The end of traditional teaching methods, large group discussions and even small-sided lectures and group sessions, are a thing of the past. We don’t know how long lockdown will go on for realistically, and even when it ends, there will be a slow stream back to how we were before, if we ever get back to life as it was just a few short weeks ago (that feel like months ago already!).
For some within the industry, the new crisis they think will bring out the best in students across the world. Architecture is always looked at as the innovative toolkit that produces our urban environment, helps build our infrastructure in ever-interesting ways that meet any obstacles and challenges head on and looks to create new and sustainable environments for the betterment of our planet. The best architecture comes out of struggle, and with us living in unprecedented and challenging times like no other, the next generation of architects will be tasked with learning and creating in a completely different way to everyone who has come before them.
No matter the tools at their disposal, and the type of digital and collaborative learning that facilitates progress on an academic level, this will surely have an impact on the actual designs and the resolutions to challenges that will now be present. It’s an exciting time to be an architect in that regard, with brand-new challenges that will hopefully push the next generation of architects to new heights.

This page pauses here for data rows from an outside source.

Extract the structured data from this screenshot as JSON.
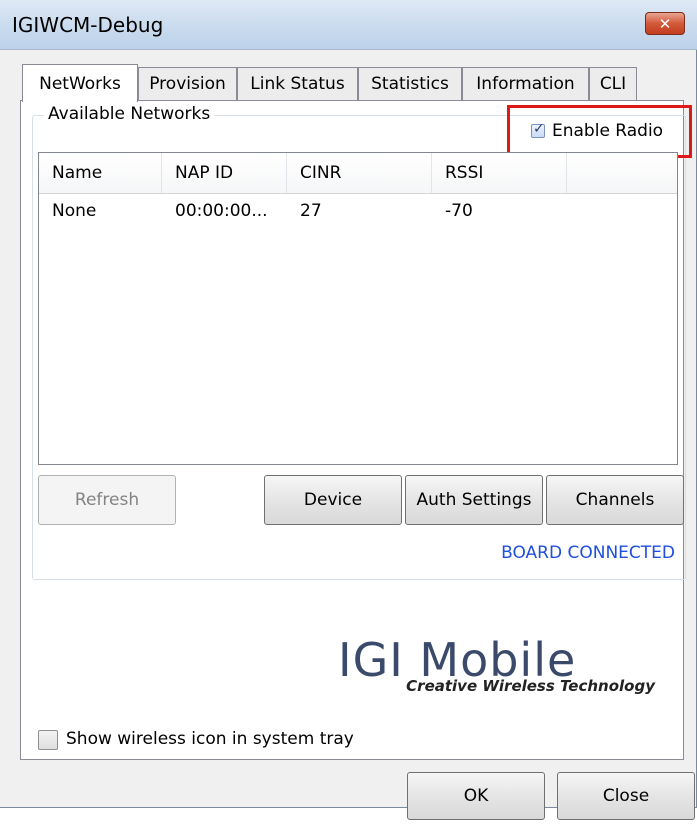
{
  "window": {
    "title": "IGIWCM-Debug",
    "close_glyph": "✕"
  },
  "tabs": [
    {
      "label": "NetWorks"
    },
    {
      "label": "Provision"
    },
    {
      "label": "Link Status"
    },
    {
      "label": "Statistics"
    },
    {
      "label": "Information"
    },
    {
      "label": "CLI"
    }
  ],
  "networks": {
    "group_label": "Available Networks",
    "enable_radio": {
      "label": "Enable Radio",
      "checked": true
    },
    "columns": [
      "Name",
      "NAP ID",
      "CINR",
      "RSSI"
    ],
    "rows": [
      [
        "None",
        "00:00:00...",
        "27",
        "-70"
      ]
    ]
  },
  "buttons": {
    "refresh": "Refresh",
    "device": "Device",
    "auth_settings": "Auth Settings",
    "channels": "Channels",
    "ok": "OK",
    "close": "Close"
  },
  "status": "BOARD CONNECTED",
  "logo": {
    "main": "IGI Mobile",
    "tagline": "Creative Wireless Technology"
  },
  "tray_option": {
    "label": "Show wireless icon in system tray",
    "checked": false
  },
  "colors": {
    "status_text": "#1f4fe0",
    "highlight_box": "#e01818"
  }
}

One way in which digital learning can really work for those studying architecture in the UK, is through the formation of virtual local forums. That way, any students in different countries, who have been sick, or unable to get home, can all come together in one place alongside lecturers and experts, to pool resources and to build a network that really works on a human as well as an educational level.
This type of approach can bring together different schools of thought, from architecture schools the world over, teaching digitally in a way that enthuses students and gets real discussion flowing about the different challenges the world is facing and how the different styles of architect and approach can have an impact in various cities and countries. It is an interesting concept and one that should be welcomed with open arms during this unprecedented crisis.